Blank K, Robison J, Doherty E, Prigerson H, Duffy J, Schwartz H I
Braceland Center for Mental Health and Aging, Institute of Living, Hartford, Connecticut 06106, USA.
J Am Geriatr Soc. 2001 Feb;49(2):153-61. doi: 10.1046/j.1532-5415.2001.49036.x.
The major purpose of this study was to examine the effect of depressed mood in older, medically ill, hospitalized patients on their preferences regarding life-sustaining treatments, physician-assisted suicide (PAS), and euthanasia and to determine the degree to which financial constraints affected their choices.
Cross-sectional study.
General medical hospital.
One hundred fifty-eight medically hospitalized, nondemented patients age 60 or older, mean age 74.1 (range 60-94). The sample was divided, based on Center for Epidemiologic Studies-Depression (CES-D) scores, into a depressed group (n = 71) and a nondepressed control group.
Subjects underwent a structured interview evaluating their life-sustaining treatment choices and whether they would accept or refuse PAS or euthanasia under a variety of hypothetical conditions. These choices were reevaluated with the introduction of financial impact. In addition, assessment included measures of depression, suicide, cognition, social support, functioning, and religiosity.

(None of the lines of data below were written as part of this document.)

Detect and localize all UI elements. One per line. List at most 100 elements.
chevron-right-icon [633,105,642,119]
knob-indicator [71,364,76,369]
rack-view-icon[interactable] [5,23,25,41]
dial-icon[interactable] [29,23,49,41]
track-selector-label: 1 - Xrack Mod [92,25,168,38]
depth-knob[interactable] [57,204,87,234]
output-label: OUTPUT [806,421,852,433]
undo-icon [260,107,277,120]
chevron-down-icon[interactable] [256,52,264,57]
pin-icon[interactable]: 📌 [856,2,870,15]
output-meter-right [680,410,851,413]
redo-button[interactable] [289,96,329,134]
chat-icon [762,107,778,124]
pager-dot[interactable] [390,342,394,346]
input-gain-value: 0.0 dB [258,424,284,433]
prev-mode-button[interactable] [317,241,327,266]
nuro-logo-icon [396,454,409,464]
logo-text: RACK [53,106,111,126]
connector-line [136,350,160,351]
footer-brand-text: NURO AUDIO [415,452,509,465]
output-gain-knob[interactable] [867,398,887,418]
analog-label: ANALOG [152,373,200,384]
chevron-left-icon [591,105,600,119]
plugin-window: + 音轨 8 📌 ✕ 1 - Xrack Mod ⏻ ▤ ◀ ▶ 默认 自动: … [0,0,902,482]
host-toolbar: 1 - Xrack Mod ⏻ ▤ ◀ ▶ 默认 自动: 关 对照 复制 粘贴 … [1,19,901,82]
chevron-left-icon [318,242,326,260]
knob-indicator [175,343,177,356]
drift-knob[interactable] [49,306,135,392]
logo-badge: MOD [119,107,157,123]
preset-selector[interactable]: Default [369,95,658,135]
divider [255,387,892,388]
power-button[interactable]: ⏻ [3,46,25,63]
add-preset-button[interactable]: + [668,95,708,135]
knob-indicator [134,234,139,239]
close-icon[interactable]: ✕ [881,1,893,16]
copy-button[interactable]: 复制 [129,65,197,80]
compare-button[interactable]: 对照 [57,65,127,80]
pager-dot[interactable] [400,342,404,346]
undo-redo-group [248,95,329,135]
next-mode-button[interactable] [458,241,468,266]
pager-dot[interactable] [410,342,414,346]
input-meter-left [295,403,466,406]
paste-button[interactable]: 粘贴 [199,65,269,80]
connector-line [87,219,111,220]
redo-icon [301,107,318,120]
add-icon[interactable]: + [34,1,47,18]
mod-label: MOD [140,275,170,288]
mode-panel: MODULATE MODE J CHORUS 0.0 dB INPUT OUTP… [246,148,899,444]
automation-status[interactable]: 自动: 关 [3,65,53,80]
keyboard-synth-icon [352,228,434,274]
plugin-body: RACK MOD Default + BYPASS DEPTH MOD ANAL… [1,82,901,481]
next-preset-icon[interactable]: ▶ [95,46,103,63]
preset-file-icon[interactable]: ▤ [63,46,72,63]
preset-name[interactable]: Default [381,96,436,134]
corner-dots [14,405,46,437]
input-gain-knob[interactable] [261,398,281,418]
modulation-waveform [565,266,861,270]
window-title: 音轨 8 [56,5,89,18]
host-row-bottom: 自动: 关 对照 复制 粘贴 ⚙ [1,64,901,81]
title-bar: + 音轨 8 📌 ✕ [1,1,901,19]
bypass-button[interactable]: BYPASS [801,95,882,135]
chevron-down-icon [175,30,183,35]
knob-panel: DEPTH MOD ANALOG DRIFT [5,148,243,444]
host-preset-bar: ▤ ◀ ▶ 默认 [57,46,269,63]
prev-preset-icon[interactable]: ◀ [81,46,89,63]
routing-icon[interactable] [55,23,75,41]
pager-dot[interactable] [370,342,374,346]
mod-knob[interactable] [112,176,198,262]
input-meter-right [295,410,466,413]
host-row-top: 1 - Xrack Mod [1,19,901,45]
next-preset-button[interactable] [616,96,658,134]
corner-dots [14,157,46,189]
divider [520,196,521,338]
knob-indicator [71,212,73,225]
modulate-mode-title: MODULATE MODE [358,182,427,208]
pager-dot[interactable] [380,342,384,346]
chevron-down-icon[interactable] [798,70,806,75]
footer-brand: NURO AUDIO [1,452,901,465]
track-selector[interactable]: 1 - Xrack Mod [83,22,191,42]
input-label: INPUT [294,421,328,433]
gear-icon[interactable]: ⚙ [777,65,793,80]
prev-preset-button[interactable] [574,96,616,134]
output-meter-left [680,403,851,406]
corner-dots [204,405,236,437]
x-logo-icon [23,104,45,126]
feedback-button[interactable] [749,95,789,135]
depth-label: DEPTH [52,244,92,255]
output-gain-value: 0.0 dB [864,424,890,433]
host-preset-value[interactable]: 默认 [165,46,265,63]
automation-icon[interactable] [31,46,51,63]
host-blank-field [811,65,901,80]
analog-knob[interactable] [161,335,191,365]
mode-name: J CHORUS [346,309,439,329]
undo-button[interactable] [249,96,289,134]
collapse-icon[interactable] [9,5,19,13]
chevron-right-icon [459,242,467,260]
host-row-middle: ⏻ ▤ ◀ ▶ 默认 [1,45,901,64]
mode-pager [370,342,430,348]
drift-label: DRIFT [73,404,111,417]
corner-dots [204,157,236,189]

Depression was found to be highly associated with acceptance of PAS and euthanasia in most hypothetical clinical scenarios in addition to patients' current condition. Compared with nondepressed people, depressed respondents were 13 times as likely to accept PAS when considering their current condition (95% confidence interval [CI] 1.68-110.98), and over twice as likely to accept PAS when facing a hypothetical terminal illness or coma. Depression alone was weakly associated with life-sustaining treatment choices but, when financial impact was introduced, significantly more depressed subjects refused treatment options they had previously desired than did nondepressed subjects. The presence of suicidal ideation, even passive ideation, was strongly predictive of life-sustaining treatment refusals and increased interest in PAS and euthanasia. Depression's effect on acceptance of PAS was confirmed by logistic regression, which also showed that religious coping was significantly correlated with less interest in PAS in two hypothetical scenarios. CONCLUSION. Depressed subjects and even subjects with subtle, passive suicidal ideation were markedly more interested in PAS and euthanasia than nondepressed subjects in hypothetical situations. Depressed subjects were also particularly vulnerable to rejecting treatments if financial consequences might have resulted.
本研究的主要目的是调查老年、患有内科疾病的住院患者的抑郁情绪对其维持生命治疗、医生协助自杀(PAS)及安乐死偏好的影响,并确定经济限制对其选择的影响程度。
横断面研究。
综合医院。
158名60岁及以上、平均年龄74.1岁(范围60 - 94岁)、因内科疾病住院且无痴呆的患者。根据流行病学研究中心抑郁量表(CES - D)得分,样本被分为抑郁组(n = 71)和非抑郁对照组。
受试者接受结构化访谈,评估其维持生命治疗的选择,以及在各种假设情况下他们是否会接受或拒绝PAS或安乐死。在引入经济影响因素后,对这些选择进行重新评估。此外,评估还包括抑郁、自杀、认知、社会支持、功能和宗教信仰等方面的测量。
除患者当前状况外,在大多数假设临床情景中,抑郁与接受PAS和安乐死高度相关。与非抑郁者相比,抑郁受访者在考虑自身当前状况时接受PAS的可能性是前者的13倍(95%置信区间[CI] 1.68 - 110.98),在面对假设的晚期疾病或昏迷时接受PAS的可能性是前者的两倍多。单独的抑郁与维持生命治疗选择的关联较弱,但在引入经济影响因素后,抑郁受试者拒绝他们之前想要的治疗选择的人数明显多于非抑郁受试者。自杀意念的存在,即使是被动意念,也强烈预示着会拒绝维持生命治疗,并增加对PAS和安乐死的兴趣。逻辑回归证实了抑郁对接受PAS的影响,该回归还表明,在两种假设情景中,宗教应对方式与对PAS的兴趣较低显著相关。结论:在假设情况下,抑郁受试者甚至有轻微被动自杀意念的受试者对PAS和安乐死的兴趣明显高于非抑郁受试者。如果可能产生经济后果,抑郁受试者也特别容易拒绝治疗。